The annual U.N. climate conferences this year's is in December in Bali, Indonesia have made no real progress toward turning such deeper cuts into treaty obligations once Kyoto expires.

In a discussion forum that's a sidebar to the conference, government delegates have been talking about narrower, innovative ways for fast-developing countries like China to contribute without committing to blanket, quantified reductions.

"They could commit to a certain share of renewables," that is, a higher proportion of wind, solar or other non-carbon power sources in their energy mix, said Hermann E. Ott of Germany's Wuppertal Institute, which has conducted in-depth studies of post-Kyoto paths.

"You could also think of efficiency standards for electrical appliances," Ott said, "or measures for certain sectors for the steel industry, for example."

That non-negotiating forum ends this year. If, as expected, no mandate emerges in Bali to negotiate binding post-Kyoto targets, the U.N. process risks running out of time, given that it will take years to produce a new agreement and win ratification worldwide.
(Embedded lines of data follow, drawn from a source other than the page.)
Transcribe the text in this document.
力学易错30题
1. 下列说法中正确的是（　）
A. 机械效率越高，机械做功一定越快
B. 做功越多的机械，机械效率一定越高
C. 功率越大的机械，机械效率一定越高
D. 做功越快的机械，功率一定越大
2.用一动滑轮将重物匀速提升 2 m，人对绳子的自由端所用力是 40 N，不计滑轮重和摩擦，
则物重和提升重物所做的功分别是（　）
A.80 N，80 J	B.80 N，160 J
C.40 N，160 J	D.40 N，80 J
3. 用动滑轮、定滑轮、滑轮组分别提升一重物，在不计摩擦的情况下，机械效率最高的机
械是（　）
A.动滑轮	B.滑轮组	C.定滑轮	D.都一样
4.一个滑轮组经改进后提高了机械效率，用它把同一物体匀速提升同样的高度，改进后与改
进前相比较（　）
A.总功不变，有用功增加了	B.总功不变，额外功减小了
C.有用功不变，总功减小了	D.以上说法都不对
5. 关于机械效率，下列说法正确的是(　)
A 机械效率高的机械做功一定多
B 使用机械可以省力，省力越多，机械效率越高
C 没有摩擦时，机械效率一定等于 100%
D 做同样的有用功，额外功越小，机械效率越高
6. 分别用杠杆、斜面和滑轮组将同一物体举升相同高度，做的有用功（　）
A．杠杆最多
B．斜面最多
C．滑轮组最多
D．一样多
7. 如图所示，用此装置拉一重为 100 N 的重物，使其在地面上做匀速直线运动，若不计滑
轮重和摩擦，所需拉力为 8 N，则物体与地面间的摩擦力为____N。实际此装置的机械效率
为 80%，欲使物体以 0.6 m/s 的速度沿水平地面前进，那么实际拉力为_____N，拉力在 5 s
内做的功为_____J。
That would open a post-2012 gap a world without carbon-reduction rules that could wreck the emerging, Europe-centered market in trading carbon allowances among industries. The allowances would become unnecessary and worthless.

Elliott Diringer, international strategist at Washington's private Pew Center on Climate Change, said at Bali "it may be time to think about bridging strategies," that is, extending Kyoto's limited quotas past 2012 while working on deeper cuts.

Ott agreed a "bridge" looks ever more likely. He doesn't want to sound pessimistic, he said, but "it is important to stress that time is of the essence."